Heading into this game, the Wildcats are led by defensive end Adam Davis, who has three sacks and three forced fumbles. Snyder said they need guys like Davis to keep up their production as the level of competition stiffens throughout the season.

Snyder said there is motivation to be gained for the defensive line in creating pressure.

“As a defensive lineman, if you’re going to get any recognition, which shouldn’t be the main thing, but if you are to get any kind of numbers it’s going to come with tackles for losses and sacks,” he said. “There should be, from an individual standpoint, some motivation to do that. From a team standpoint, it’s major in regards to your contribution to the success of your football team.”

Jones is regarded as one of the better quarterbacks in the nation, and he has eased through his first two games with 474 passing yards and four touchdowns, with just one interception.

The Sooners feature a tough-to-defend passing scheme that includes short routes that turn into long gains, and the ability to chuck it over the defense.

In the 2011 contest in Manhattan, the Sooners took advantage of the opportunity to bomb it over the heads of the defensive backs.

Milo said the defense got off to a slow start, resulting in easy pass plays for Oklahoma.

“They started getting deep passes, passes over the top, passes that we didn’t really do a good job of covering,” he said. “I just think we can’t let that happen this year.”

It’s not an easy thing to defend either. Snyder said if you try to focus on stopping one part of the pass game, Jones will get you in another.

“You cant narrow it down to (short passes) because he can lay the ball up anytime he wants to,” he said. “He’s got quality receivers, they’re reasonably good sized receivers — 6-3, 6-1, 6-1 — they can all run. They will throw the ball down field — it’s not eliminated from their game — they will do it and they’ll do it on a somewhat regular basis as well.

“By being able to keep the ball in front, we also give them the opportunity to move the chains and get the first down. Everything we are talking about is a dilemma, you have to realize that.”

That’s why pressure becomes such an important thing this weekend for the Wildcats. Pressuring Jones is the key to causing turnovers and incomplete passes, thus giving the offense more chances with the ball.

When the Wildcats don’t pressure OU’s quarterback, and the K-State offense falters, the Sooners have scored in flurries in recent contests.

Snyder said the defense has to try to disrupt the Oklahoma passing attack.

“Landry Jones is a very, very talented young quarterback, and with great experience,” he said. “Yes, you have to get pressure on him. We’ve been better in the first couple ball games than we were a year ago, at least statistically, but this is a level up in regards to how they protect him and how quickly he can get the ball off, and his ability to move around in the pocket and avoid the rush.”

Snyder said the defensive production to this point has been good, but now it’s about continuing the sacks and tackles for loss during conference play.
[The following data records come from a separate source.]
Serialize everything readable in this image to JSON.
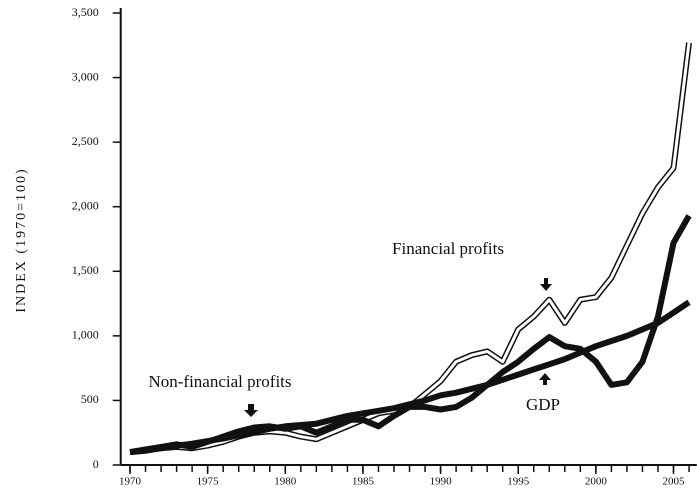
{
  "chart_data": {
    "type": "line",
    "y_label": "INDEX (1970=100)",
    "annotations": [
      "Financial profits",
      "Non-financial profits",
      "GDP"
    ],
    "x": [
      1970,
      1971,
      1972,
      1973,
      1974,
      1975,
      1976,
      1977,
      1978,
      1979,
      1980,
      1981,
      1982,
      1983,
      1984,
      1985,
      1986,
      1987,
      1988,
      1989,
      1990,
      1991,
      1992,
      1993,
      1994,
      1995,
      1996,
      1997,
      1998,
      1999,
      2000,
      2001,
      2002,
      2003,
      2004,
      2005,
      2006
    ],
    "series": [
      {
        "name": "Financial profits",
        "color": "#ffffff",
        "outline": true,
        "width": 3,
        "values": [
          100,
          110,
          130,
          140,
          130,
          150,
          180,
          220,
          250,
          260,
          250,
          220,
          200,
          250,
          300,
          350,
          400,
          420,
          450,
          550,
          650,
          800,
          850,
          880,
          800,
          1050,
          1150,
          1280,
          1100,
          1280,
          1300,
          1450,
          1700,
          1950,
          2150,
          2300,
          3270
        ]
      },
      {
        "name": "Non-financial profits",
        "color": "#111111",
        "width": 6,
        "values": [
          100,
          120,
          140,
          160,
          140,
          180,
          220,
          260,
          290,
          300,
          280,
          300,
          250,
          300,
          350,
          350,
          300,
          380,
          450,
          450,
          430,
          450,
          520,
          620,
          720,
          800,
          900,
          990,
          920,
          900,
          800,
          620,
          640,
          800,
          1150,
          1720,
          1930
        ]
      },
      {
        "name": "GDP",
        "color": "#111111",
        "width": 6,
        "values": [
          100,
          115,
          130,
          150,
          165,
          185,
          205,
          230,
          255,
          280,
          300,
          310,
          320,
          350,
          380,
          400,
          420,
          440,
          470,
          500,
          540,
          560,
          590,
          620,
          660,
          700,
          740,
          780,
          820,
          870,
          920,
          960,
          1000,
          1050,
          1100,
          1180,
          1260
        ]
      }
    ],
    "xlim": [
      1969.4,
      2006.5
    ],
    "xticks": [
      1970,
      1975,
      1980,
      1985,
      1990,
      1995,
      2000,
      2005
    ],
    "ylim": [
      0,
      3500
    ],
    "yticks": [
      0,
      500,
      {
        "value": 1000,
        "label": "1,000"
      },
      {
        "value": 1500,
        "label": "1,500"
      },
      {
        "value": 2000,
        "label": "2,000"
      },
      {
        "value": 2500,
        "label": "2,500"
      },
      {
        "value": 3000,
        "label": "3,000"
      },
      {
        "value": 3500,
        "label": "3,500"
      }
    ]
  }
}
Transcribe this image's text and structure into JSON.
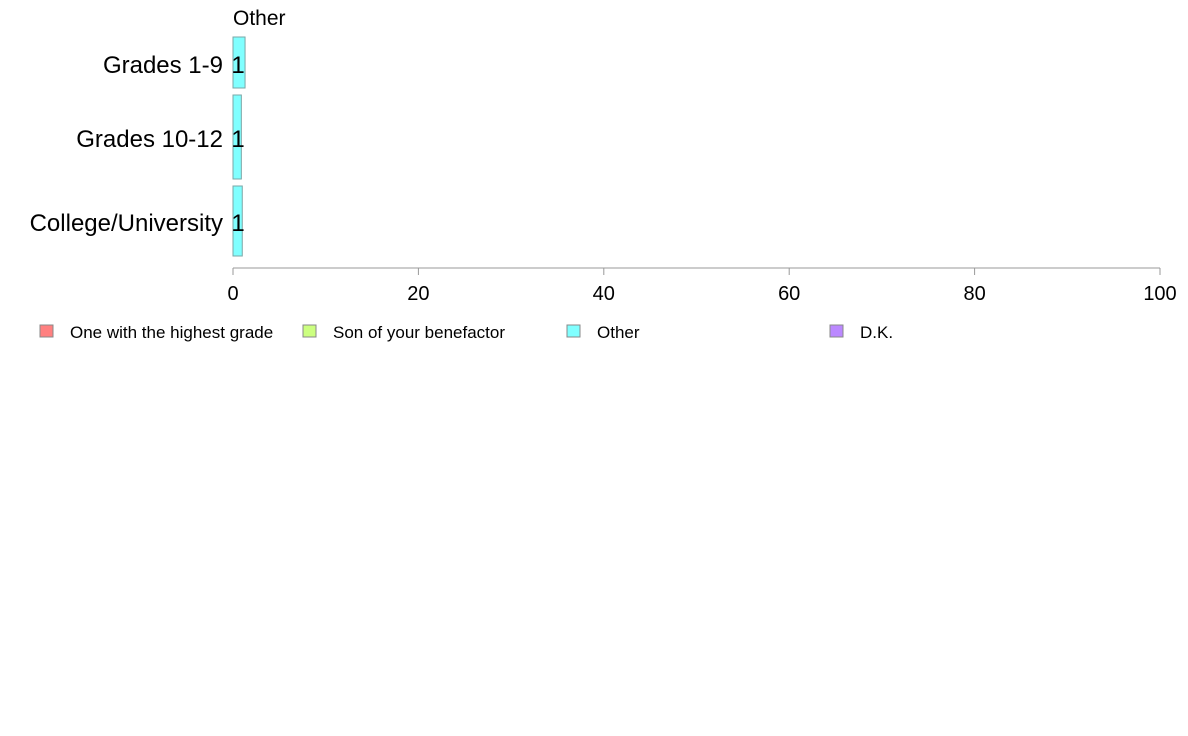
{
  "chart_data": {
    "type": "bar",
    "orientation": "horizontal",
    "title": "",
    "panel_title": "Other",
    "categories": [
      "Grades 1-9",
      "Grades 10-12",
      "College/University"
    ],
    "series": [
      {
        "name": "One with the highest grade",
        "color": "#ff8080",
        "values": [
          0,
          0,
          0
        ]
      },
      {
        "name": "Son of your benefactor",
        "color": "#ccff80",
        "values": [
          0,
          0,
          0
        ]
      },
      {
        "name": "Other",
        "color": "#80ffff",
        "values": [
          1.3,
          0.9,
          1.0
        ]
      },
      {
        "name": "D.K.",
        "color": "#bb88ff",
        "values": [
          0,
          0,
          0
        ]
      }
    ],
    "data_labels": [
      "1",
      "1",
      "1"
    ],
    "xlim": [
      0,
      100
    ],
    "x_ticks": [
      0,
      20,
      40,
      60,
      80,
      100
    ],
    "xlabel": "",
    "ylabel": "",
    "grid": false,
    "legend_placement": "bottom"
  }
}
“I think the true tell-tale factor will be now that we get into conference play how productive we are in that regards,” he said. “I like to believe we can continue to be productive in that regard, but it remains to be seen. I think the fact that we’ve got young guys that have a year or so in the system as part-time of full-time players certainly is a benefit. I think enhancing the effort level has assisted that as well.”